At the height of her career, Violeta Parra’s name was known not just in Chile but around the world. In 1955, she was invited to perform at the “World Festival of Youth and Students” in Warsaw, Poland. Soon after she moved to Paris where she would become a regular fixture at the nightclub L’Escale. She rubbed elbows with preeminent European intellectuals and artists and even managed to record at the National Sound Archive of the "Musée de l'Homme" La Sorbonne in Paris. Her successful run through Europe, however, was cut short as her daughter Rosita Clara died back in Santiago. Violeta would eventually return to Chile in November of 1956.


Back in Chile, Violeta picked up where she left off as she performed in major cultural centers in Santiago, all the while traveling across the country to continue her research on Chilean folklore. The bulk of her research was summed up in her book “Cantos Fokloricos Chilean.” It was at this time that her interests began to branch out into other fields – she began to try her hand at painting, arpillera embroidery, and ceramics. Much of her work would be exhibited at the Louvre during her second trip to Europe in 1964. It was also around this time that Violeta Parra wrote and recorded what would go on to become one of her most famous songs:

Towards the end of her life, with her popularity now waning, Violeta would set up a tent in the La Reina municipality of Santiago. The tent, known then as “La Carpa de La Reina” would be Violeta’s final venue. The idea was to establish a community center for the arts and political activism where artists from all walks of life could exhibit their work and perform their music. From 1965 until her death in 1967, she would perform for anyone and everyone who came to her tent. In 1967, Parra committed suicide, thus ending the life of a Chilean icon.

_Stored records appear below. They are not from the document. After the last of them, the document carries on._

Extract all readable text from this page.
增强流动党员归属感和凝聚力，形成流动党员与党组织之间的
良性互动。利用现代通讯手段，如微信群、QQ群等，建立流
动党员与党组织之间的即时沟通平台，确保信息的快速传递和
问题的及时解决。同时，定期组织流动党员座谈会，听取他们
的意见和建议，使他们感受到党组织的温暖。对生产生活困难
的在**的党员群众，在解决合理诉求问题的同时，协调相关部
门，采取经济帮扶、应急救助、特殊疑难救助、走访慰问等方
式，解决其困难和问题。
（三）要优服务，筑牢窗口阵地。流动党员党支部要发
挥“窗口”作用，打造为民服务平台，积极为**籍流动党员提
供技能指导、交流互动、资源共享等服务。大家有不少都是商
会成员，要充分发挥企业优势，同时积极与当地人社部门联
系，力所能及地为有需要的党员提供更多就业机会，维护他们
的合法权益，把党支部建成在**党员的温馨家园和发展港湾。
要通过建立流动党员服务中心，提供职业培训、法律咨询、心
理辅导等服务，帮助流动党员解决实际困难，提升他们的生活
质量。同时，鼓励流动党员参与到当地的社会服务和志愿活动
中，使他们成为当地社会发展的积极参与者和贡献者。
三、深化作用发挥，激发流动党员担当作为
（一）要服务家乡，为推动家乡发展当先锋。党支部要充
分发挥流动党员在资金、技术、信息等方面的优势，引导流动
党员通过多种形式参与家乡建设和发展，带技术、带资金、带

Though her life ended in 1967, Violeta Parra’s legacy lives on to this day. In 2011, her life was immortalized in the critically acclaimed biopic Violeta Went To Heaven. Her legacy lives on through the “Nueva Cancion Chilena” Movement that her children continued to promote after her untimely death. Much of Chile’s current appreciation for its culture and traditions can be attributed to Violeta Parra’s contribution to its preservation.